Which is why, with the toxic derailment in East Palestine still visible in our collective rearview mirror, it is mind-boggling that the Department of Transportation is considering approving $2 billion in tax-exempt bonds for a new oil train route along the Colorado River, one of the most important and imperiled sources of drinking water in America.
In 2020, the federal Surface Transportation Board approved a plan for a new 88-mile railway connecting Utah’s oil-rich Uinta Basin to the national rail network. The Guardian reported that this connection would enable the region to quadruple its crude oil production, spurring an additional 350,000 barrels of oil extraction a day. It would also send up to five two-mile-long oil trains every day along more than 100 miles of the drought-ridden Colorado River, which supplies drinking water for at least 40 million people, including 30 tribal nations, and irrigates approximately 15 percent of American farmland.

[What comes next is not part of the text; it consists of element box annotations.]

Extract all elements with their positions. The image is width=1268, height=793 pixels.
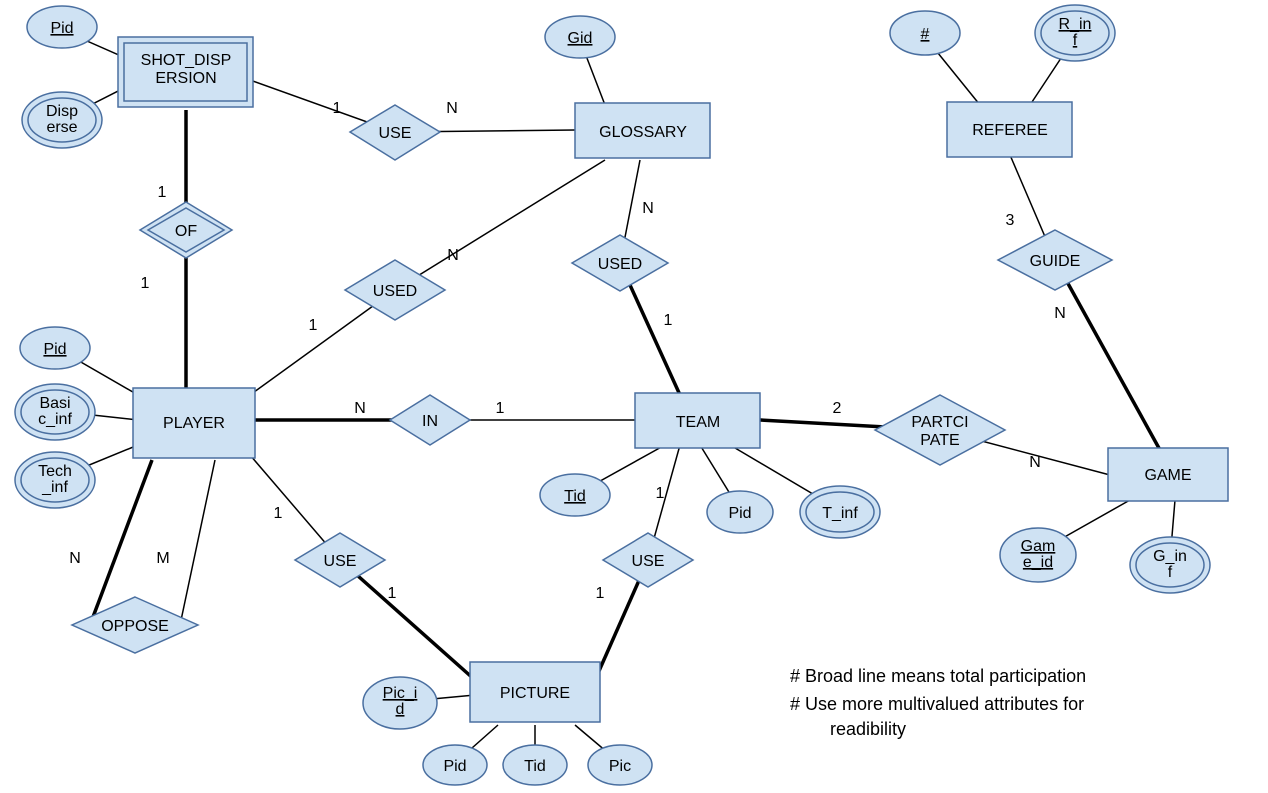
attr-t-inf: T_inf <box>800 486 880 538</box>
svg-text:d: d <box>396 701 405 718</box>
card-usetmpic-top: 1 <box>656 485 665 502</box>
card-guide-3: 3 <box>1006 212 1015 229</box>
rel-use-player-picture: USE <box>295 533 385 587</box>
svg-text:PLAYER: PLAYER <box>163 415 225 432</box>
card-guide-n: N <box>1054 305 1066 322</box>
svg-text:R_in: R_in <box>1059 16 1092 33</box>
attr-tid: Tid <box>540 474 610 516</box>
svg-text:Pid: Pid <box>443 758 466 775</box>
card-sd-use-n: N <box>446 100 458 117</box>
card-useplpic-top: 1 <box>274 505 283 522</box>
svg-text:_inf: _inf <box>41 479 68 496</box>
entity-team: TEAM <box>635 393 760 448</box>
svg-text:Pid: Pid <box>50 20 73 37</box>
svg-text:Pic: Pic <box>609 758 631 775</box>
rel-participate: PARTCI PATE <box>875 395 1005 465</box>
svg-text:e_id: e_id <box>1023 554 1053 571</box>
attr-game-id: Gam e_id <box>1000 528 1076 582</box>
note-2b: readibility <box>830 719 906 739</box>
svg-text:USE: USE <box>324 553 357 570</box>
rel-in: IN <box>390 395 470 445</box>
attr-gid: Gid <box>545 16 615 58</box>
svg-text:USED: USED <box>373 283 417 300</box>
svg-text:Basi: Basi <box>39 395 70 412</box>
svg-text:OPPOSE: OPPOSE <box>101 618 169 635</box>
svg-text:Pic_i: Pic_i <box>383 685 418 702</box>
svg-text:erse: erse <box>46 119 77 136</box>
card-usetmpic-bot: 1 <box>596 585 605 602</box>
svg-text:Pid: Pid <box>728 505 751 522</box>
svg-text:GUIDE: GUIDE <box>1030 253 1081 270</box>
svg-text:GLOSSARY: GLOSSARY <box>599 124 687 141</box>
attr-r-inf: R_in f <box>1035 5 1115 61</box>
rel-guide: GUIDE <box>998 230 1112 290</box>
card-usedtm-1: 1 <box>664 312 673 329</box>
svg-text:OF: OF <box>175 223 197 240</box>
attr-sd-pid: Pid <box>27 6 97 48</box>
svg-text:Pid: Pid <box>43 341 66 358</box>
card-oppose-m: M <box>156 550 169 567</box>
card-usedpl-1: 1 <box>309 317 318 334</box>
rel-use-sd-glossary: USE <box>350 105 440 160</box>
svg-text:Tid: Tid <box>564 488 586 505</box>
rel-of: OF <box>140 202 232 258</box>
svg-text:SHOT_DISP: SHOT_DISP <box>141 52 232 69</box>
card-part-n: N <box>1029 454 1041 471</box>
card-of-top: 1 <box>158 184 167 201</box>
svg-text:Tech: Tech <box>38 463 72 480</box>
attr-pic-id: Pic_i d <box>363 677 437 729</box>
svg-text:USE: USE <box>379 125 412 142</box>
attr-basic-inf: Basi c_inf <box>15 384 95 440</box>
entity-referee: REFEREE <box>947 102 1072 157</box>
svg-text:REFEREE: REFEREE <box>972 122 1048 139</box>
svg-text:T_inf: T_inf <box>822 505 858 522</box>
attr-ref-num: # <box>890 11 960 55</box>
rel-use-team-picture: USE <box>603 533 693 587</box>
svg-text:USE: USE <box>632 553 665 570</box>
svg-text:IN: IN <box>422 413 438 430</box>
svg-text:f: f <box>1168 564 1173 581</box>
entity-picture: PICTURE <box>470 662 600 722</box>
svg-text:Tid: Tid <box>524 758 546 775</box>
attr-player-pid: Pid <box>20 327 90 369</box>
card-useplpic-bot: 1 <box>388 585 397 602</box>
svg-text:USED: USED <box>598 256 642 273</box>
svg-text:G_in: G_in <box>1153 548 1187 565</box>
attr-team-pid: Pid <box>707 491 773 533</box>
svg-text:Disp: Disp <box>46 103 78 120</box>
attr-tech-inf: Tech _inf <box>15 452 95 508</box>
svg-text:PATE: PATE <box>920 432 959 449</box>
entity-player: PLAYER <box>133 388 255 458</box>
attr-g-inf: G_in f <box>1130 537 1210 593</box>
note-1: # Broad line means total participation <box>790 666 1086 686</box>
attr-pic-tid: Tid <box>503 745 567 785</box>
rel-used-team-glossary: USED <box>572 235 668 291</box>
svg-text:TEAM: TEAM <box>676 414 720 431</box>
note-2a: # Use more multivalued attributes for <box>790 694 1084 714</box>
svg-text:ERSION: ERSION <box>155 70 216 87</box>
card-of-bot: 1 <box>141 275 150 292</box>
svg-text:Gam: Gam <box>1021 538 1056 555</box>
svg-text:f: f <box>1073 32 1078 49</box>
card-in-n: N <box>354 400 366 417</box>
card-in-1: 1 <box>496 400 505 417</box>
svg-text:PICTURE: PICTURE <box>500 685 570 702</box>
card-usedpl-n: N <box>447 247 459 264</box>
svg-text:PARTCI: PARTCI <box>911 414 968 431</box>
card-oppose-n: N <box>69 550 81 567</box>
svg-text:#: # <box>921 26 930 43</box>
card-usedtm-n: N <box>642 200 654 217</box>
attr-pic-pid: Pid <box>423 745 487 785</box>
rel-oppose: OPPOSE <box>72 597 198 653</box>
attr-pic-pic: Pic <box>588 745 652 785</box>
svg-text:Gid: Gid <box>568 30 593 47</box>
svg-text:GAME: GAME <box>1144 467 1191 484</box>
entity-glossary: GLOSSARY <box>575 103 710 158</box>
entity-game: GAME <box>1108 448 1228 501</box>
attr-disperse: Disp erse <box>22 92 102 148</box>
svg-text:c_inf: c_inf <box>38 411 72 428</box>
card-sd-use-1: 1 <box>333 100 342 117</box>
entity-shot-dispersion: SHOT_DISP ERSION <box>118 37 253 107</box>
card-part-2: 2 <box>833 400 842 417</box>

A derailment there could be catastrophic. The Colorado River is already in a debilitating fossil-fueled drought, with major reservoirs facing dangerously low water levels, and many communities facing water shortages. It is already a hotbed of high-stakes interstate and tribal litigation, including a decades-old ongoing fight led by the Navajo Nation to try and force the U.S. government to account for the tribe’s water needs, which is currently before the Supreme Court. The federal government should not add more fuel—literally—to the fire by enabling a new crude oil train route that could further endanger the river and the communities who depend on it.
The railway is a project of asset manager DHIP Group and railroad holding company Rio Grande Pacific (which owns four regional lines in Nebraska, Idaho, Texas and Louisiana), in partnership with Utah’s independent political subdivision, the Seven County Infrastructure Coalition. It would almost solely transport oil, and enable fossil fuel companies to exploit untapped oil reserves at a time when leaving oil in the ground is a scientific imperative to preserve the habitability of our planet. The companies are seeking $2 billion in taxpayer-subsidized bonds from a $30 billion pool held by the Department of Transportation, money which has previously only been used to subsidize highway and passenger rail infrastructure projects.
After taking heat for his failure to quickly respond to the situation in East Palestine, Transportation Secretary Pete Buttigieg has the opportunity to respond proactively to the environmental disasters portended by the Uinta railway project, and refuse to finance it. If all goes as planned with the railroad, the greenhouse gas pollution it enables will cause significant damage. Any accidents along the rail line would just deepen already unacceptable ecological violence and public harm.
What choice will Secretary Buttigieg make?